Woks
Beberapa hari mendengar kabar berita di beberapa tempat ada orang yang mengibarkan bendera putih. Anda pasti tahu arti bahwa bendera putih merupakan lambang suci dan simbol kepasrahan. Berarti orang yang mengibarkan bendera putih bermakna ia telah menyerah terhadap keadaan. Dampak pandemi memang nampak mencekam bagi sebagian kalangan utamanya di sektor ekonomi yang terkena imbas peraturan PPKM.
Jika anda sering menonton serial kartun Tom and Jerry biasanya ada scane si kucing Tom mengibarkan bendera putih karena mengakui kecerdikan si tikus Jerry. Begitulah kiranya bendera putih sebagai simbol atau jurus terakhir dalam sebuah permasalahan yang dapat dilakukan seseorang. Tapi jika melihat di lapangan kini di momen bulan kemerdekaan justru bendera merah putih selalu sering bersanding dengan bendera hijau atau hitam bertuliskan kabar duka.
Pandemi yang tak dapat diprediksi dan tak terdugu memang telah merubah banyak hal termasuk manajemen waktu dan strategi dalam menulis. Saya punya kawan yang mati-matian memperjuangkan agar dapat bangkit menulis lagi. Dulu sebelum pandemi katanya ia bisa menuangkan ide minimal seperti minum obat 3x1 alias tiga kali sehari. Tapi saat ini di era pandemi jangankan tiga kali untuk sekadar satu kali pun tak mampu, belum lagi dipaksa mundur oleh kesibukan dan ribuan alasan.
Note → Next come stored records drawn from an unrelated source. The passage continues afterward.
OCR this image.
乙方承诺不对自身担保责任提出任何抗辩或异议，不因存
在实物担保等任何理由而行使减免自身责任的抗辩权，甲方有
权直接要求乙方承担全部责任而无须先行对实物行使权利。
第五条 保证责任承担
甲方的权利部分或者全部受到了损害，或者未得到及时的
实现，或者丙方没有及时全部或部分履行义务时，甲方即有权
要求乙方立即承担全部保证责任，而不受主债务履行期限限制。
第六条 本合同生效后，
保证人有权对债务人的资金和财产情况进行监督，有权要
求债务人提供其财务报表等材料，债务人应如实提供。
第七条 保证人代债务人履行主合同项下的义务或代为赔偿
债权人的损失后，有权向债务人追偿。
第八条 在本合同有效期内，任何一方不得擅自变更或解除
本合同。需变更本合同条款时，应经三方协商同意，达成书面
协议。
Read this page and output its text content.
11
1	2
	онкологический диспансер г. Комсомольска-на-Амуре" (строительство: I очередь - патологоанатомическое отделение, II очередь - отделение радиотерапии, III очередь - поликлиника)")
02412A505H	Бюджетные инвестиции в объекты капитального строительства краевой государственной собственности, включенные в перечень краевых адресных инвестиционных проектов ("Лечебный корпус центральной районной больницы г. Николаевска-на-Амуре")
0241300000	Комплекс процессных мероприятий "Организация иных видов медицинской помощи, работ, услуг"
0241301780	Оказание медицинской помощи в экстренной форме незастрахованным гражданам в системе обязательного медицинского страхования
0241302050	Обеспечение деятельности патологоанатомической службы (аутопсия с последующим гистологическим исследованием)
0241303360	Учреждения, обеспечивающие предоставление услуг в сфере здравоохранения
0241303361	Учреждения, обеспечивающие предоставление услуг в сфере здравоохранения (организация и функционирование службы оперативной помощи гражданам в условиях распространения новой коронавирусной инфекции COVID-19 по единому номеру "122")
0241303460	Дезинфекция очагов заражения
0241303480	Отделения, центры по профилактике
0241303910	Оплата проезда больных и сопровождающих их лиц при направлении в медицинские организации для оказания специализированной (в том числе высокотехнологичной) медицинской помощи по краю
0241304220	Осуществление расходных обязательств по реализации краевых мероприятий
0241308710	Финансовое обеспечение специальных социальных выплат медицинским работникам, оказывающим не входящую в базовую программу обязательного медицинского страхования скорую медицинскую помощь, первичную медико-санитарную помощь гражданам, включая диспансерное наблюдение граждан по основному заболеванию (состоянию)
Kesulitan menulis di era pandemi katanya ia harus berjibaku dengan ide dan gagasan. Sering sekali ia mengutuk pikiranya sendiri karena mudah tumpul dan beku. Tidak hanya itu kesibukan menggarap lahan di sawah justru menjauhkanya dari belajar memperdalam ide dan gagasan. Satu hal lagi alasan klasik karena papa tak beride, tak punya inspirasi merupakan masalah yang dielu-elukan. Nampaknya dengan keadaan itu rasanya ia ingin menyerah atau sesekali mengibarkan bendera putih.
Sejak dulu menulis itu memang sulit alias tidak mudah walaupun sebagian ahli berpendapat bahwa menulis itu mudah. Sehingga perlu agar seseorang memiliki strateginya tersendiri dalam menuangkan ide tersebut. Jika strategi tersebut gagal berarti perlu orang lain untuk membantu menunjukkan jalan. Bukankah fungsi seorang guru adalah untuk membersamai muridnya dalam memunculkan potensi bakatnya. Rasanya demikian menulis selalu dekat dengan optimis dan putus asa. Kini tinggal bagaimana sikap kita sebagai seseorang yang berharap bisa menjadi seorang penakluk atau ditaklukkan.
Menulis yang baik bermula dari hal yang selesai. Setelah itu barulah diperdalam dengan gagasan ide, analisis, teoritik hingga kontribusi ilmiah. Maka dari itu seseorang perlu mewadahi pikiran dalam bentuk tulisan dengan terus memberi apresiasi. Jangan selalu berpikir tentang hal yang besar, cukup berpikir sederhana dan selesaikan tulisan. Menulis yang baik dan selesai adalah cara bahwa kita berharga. Mari kibarkan semangat merah putih agar menulis kembali berkibar membara.